Dynamic Learning

In a dynamic setting, physicians are forward-looking in that they consider the value of “experimentation”. In other words, physicians might try something new in hopes of learning more about the quality of the new treatment, understanding that this knowledge will affect all patients moving forward. We’ll discuss the following topics and papers in this class, all of which allow for experimentation in learning.

Learning with Experimentation

We’ll discuss Crawford and Shum (2005) in this topic. That paper introduces a dynamic matching model where patients learn from prescription experiences about drug effectiveness. A notable aspect of this model is its differentiation of drugs’ symptomatic and curative effects and the endogenization of treatment duration based on drug choices and patients’ recovery probabilities. The study reveals that while drug efficacy varies significantly across patients, learning effectively reduces the costs of uncertainty in pharmaceutical markets​.

Learning with Physician Skill

Physicians may be limited in the extent of learning based on their underlying skill level, as studied in (currie2020?). This paper introduces a model that highlights the trade-off between exploiting known treatments with the highest expected value and experimenting with newer treatments that may offer higher potential benefits. The model suggests that a doctor’s diagnostic skill influences this trade-off, with higher skill leading to a greater variety of drug choices and better matching of drugs to individual patients. The study utilizes patient claims data and finds that, generally, a broader drug portfolio used by skilled doctors predicts better patient outcomes, except in cases where the doctor’s decisions contravene established professional guidelines.
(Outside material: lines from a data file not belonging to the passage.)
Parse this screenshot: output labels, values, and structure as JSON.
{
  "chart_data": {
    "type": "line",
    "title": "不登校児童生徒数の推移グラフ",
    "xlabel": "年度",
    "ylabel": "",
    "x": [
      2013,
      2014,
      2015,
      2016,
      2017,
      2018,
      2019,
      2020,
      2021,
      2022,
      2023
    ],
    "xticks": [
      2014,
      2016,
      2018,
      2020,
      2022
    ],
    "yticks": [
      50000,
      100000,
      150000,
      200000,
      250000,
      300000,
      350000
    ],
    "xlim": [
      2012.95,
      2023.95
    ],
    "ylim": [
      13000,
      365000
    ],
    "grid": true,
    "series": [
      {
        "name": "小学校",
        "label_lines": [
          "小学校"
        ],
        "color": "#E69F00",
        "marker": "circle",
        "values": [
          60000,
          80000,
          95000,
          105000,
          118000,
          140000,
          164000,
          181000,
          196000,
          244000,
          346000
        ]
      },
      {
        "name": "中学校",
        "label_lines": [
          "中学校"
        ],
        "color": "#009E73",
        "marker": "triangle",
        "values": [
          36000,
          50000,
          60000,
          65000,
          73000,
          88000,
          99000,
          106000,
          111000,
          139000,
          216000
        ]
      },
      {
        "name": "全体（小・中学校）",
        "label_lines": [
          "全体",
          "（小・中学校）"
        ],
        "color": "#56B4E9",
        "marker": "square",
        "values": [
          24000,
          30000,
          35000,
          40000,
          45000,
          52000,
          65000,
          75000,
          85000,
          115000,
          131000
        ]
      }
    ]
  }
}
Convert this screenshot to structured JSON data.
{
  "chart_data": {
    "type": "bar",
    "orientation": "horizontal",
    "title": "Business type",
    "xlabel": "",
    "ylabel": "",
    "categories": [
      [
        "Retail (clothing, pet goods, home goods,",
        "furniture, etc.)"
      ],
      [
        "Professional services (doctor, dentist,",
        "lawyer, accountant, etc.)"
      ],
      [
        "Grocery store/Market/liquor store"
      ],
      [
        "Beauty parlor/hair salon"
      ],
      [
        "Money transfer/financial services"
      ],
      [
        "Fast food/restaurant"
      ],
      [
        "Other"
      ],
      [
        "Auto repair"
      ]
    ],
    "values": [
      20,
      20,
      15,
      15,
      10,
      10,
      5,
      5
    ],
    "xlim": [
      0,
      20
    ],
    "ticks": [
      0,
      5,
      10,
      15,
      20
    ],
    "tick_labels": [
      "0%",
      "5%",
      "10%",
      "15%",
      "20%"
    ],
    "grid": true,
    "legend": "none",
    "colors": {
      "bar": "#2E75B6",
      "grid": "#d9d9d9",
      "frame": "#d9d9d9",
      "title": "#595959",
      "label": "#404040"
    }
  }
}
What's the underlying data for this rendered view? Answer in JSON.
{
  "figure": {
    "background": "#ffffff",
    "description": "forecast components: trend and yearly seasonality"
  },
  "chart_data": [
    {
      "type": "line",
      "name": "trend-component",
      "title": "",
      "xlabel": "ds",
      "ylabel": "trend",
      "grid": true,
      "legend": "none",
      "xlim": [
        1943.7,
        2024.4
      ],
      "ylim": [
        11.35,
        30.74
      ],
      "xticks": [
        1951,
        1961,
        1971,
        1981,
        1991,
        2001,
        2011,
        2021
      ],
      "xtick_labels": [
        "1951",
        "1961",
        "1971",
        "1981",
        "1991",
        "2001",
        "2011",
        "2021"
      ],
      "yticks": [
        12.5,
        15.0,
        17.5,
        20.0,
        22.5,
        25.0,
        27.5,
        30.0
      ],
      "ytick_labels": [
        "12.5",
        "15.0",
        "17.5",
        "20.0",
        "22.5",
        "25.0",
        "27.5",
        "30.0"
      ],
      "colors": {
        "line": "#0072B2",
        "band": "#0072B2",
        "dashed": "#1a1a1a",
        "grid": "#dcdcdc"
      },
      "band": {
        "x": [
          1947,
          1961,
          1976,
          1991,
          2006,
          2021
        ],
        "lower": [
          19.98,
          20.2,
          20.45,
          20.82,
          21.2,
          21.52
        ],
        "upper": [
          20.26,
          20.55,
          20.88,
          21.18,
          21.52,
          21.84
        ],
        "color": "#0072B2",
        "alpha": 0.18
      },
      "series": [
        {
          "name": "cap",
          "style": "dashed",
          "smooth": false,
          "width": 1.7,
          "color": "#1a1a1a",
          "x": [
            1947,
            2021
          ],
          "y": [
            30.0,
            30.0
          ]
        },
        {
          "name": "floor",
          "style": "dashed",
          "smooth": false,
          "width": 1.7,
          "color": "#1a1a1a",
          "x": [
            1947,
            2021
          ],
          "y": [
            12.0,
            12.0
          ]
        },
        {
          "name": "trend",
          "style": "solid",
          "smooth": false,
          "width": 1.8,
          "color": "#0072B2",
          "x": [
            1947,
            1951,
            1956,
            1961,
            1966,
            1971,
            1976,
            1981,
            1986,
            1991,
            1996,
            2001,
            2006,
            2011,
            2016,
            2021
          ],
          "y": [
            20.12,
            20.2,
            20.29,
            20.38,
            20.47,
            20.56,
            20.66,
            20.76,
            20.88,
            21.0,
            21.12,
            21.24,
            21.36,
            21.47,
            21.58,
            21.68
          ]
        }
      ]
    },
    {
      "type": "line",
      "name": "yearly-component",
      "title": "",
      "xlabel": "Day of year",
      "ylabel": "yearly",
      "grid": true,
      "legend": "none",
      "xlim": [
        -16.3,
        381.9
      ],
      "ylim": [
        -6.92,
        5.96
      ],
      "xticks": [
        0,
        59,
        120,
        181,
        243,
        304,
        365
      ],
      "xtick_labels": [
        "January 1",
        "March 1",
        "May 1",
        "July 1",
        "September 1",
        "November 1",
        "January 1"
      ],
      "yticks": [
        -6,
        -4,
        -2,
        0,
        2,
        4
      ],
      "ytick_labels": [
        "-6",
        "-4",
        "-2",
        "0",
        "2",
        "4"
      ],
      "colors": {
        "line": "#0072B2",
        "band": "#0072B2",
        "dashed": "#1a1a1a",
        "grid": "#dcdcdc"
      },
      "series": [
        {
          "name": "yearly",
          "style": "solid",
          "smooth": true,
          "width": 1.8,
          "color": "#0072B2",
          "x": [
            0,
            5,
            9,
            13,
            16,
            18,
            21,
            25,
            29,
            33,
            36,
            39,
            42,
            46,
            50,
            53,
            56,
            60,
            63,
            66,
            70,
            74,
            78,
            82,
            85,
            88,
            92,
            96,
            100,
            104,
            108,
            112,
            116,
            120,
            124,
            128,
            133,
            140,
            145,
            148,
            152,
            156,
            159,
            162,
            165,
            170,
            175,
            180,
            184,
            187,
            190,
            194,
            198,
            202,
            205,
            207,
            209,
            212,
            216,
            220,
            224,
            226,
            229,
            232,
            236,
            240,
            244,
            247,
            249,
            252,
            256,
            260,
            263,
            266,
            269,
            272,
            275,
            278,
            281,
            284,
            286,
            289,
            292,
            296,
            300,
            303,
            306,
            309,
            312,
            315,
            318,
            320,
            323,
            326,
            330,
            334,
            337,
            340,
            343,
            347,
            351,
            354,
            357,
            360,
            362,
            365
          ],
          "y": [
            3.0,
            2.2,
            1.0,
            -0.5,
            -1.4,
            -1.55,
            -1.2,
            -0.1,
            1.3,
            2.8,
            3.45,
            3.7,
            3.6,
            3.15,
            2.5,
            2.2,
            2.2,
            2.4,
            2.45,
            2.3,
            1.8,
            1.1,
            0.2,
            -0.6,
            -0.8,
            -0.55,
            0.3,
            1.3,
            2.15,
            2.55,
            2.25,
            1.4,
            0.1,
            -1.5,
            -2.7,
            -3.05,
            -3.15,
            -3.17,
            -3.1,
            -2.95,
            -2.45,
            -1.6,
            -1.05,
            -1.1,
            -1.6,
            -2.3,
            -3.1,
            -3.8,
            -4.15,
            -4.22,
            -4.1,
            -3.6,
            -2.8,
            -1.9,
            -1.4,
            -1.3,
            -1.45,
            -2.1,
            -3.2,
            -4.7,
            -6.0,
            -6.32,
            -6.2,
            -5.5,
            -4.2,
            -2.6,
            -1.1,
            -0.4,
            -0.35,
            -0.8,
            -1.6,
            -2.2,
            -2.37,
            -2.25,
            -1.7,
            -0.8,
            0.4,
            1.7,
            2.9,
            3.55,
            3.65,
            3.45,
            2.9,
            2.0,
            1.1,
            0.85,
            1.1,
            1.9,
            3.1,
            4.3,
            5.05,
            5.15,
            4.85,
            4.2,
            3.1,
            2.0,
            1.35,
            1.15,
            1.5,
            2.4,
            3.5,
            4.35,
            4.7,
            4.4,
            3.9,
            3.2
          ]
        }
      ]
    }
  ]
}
Learning with External Factors

Learning might also be impeded or enhanced by other factors, such as insurers. Dickstein (2018) considers this in his paper, where he estimates a dynamic model to examine how physicians, under varying insurance plan structures, learn and update their treatment strategies based on patient feedback. This model uniquely accounts for the role of insurance in influencing both patient access to drugs and the feedback loop essential for physicians’ learning. The paper highlights the interplay between insurance plan design and the efficient provision of experience goods in healthcare, demonstrating how insurance parameters can shape the learning and decision-making process.

References

Crawford, Gregory S, and Matthew Shum. 2005. “Uncertainty and Learning in Pharmaceutical Demand.” Econometrica 73 (4): 1137–73.
Dickstein, Michael. 2018. “Efficient Provision of Experience Goods: Evidence from Antidepressant Choice.” Working {Paper} 18-17. New York University, Leonard N. Stern School of Business.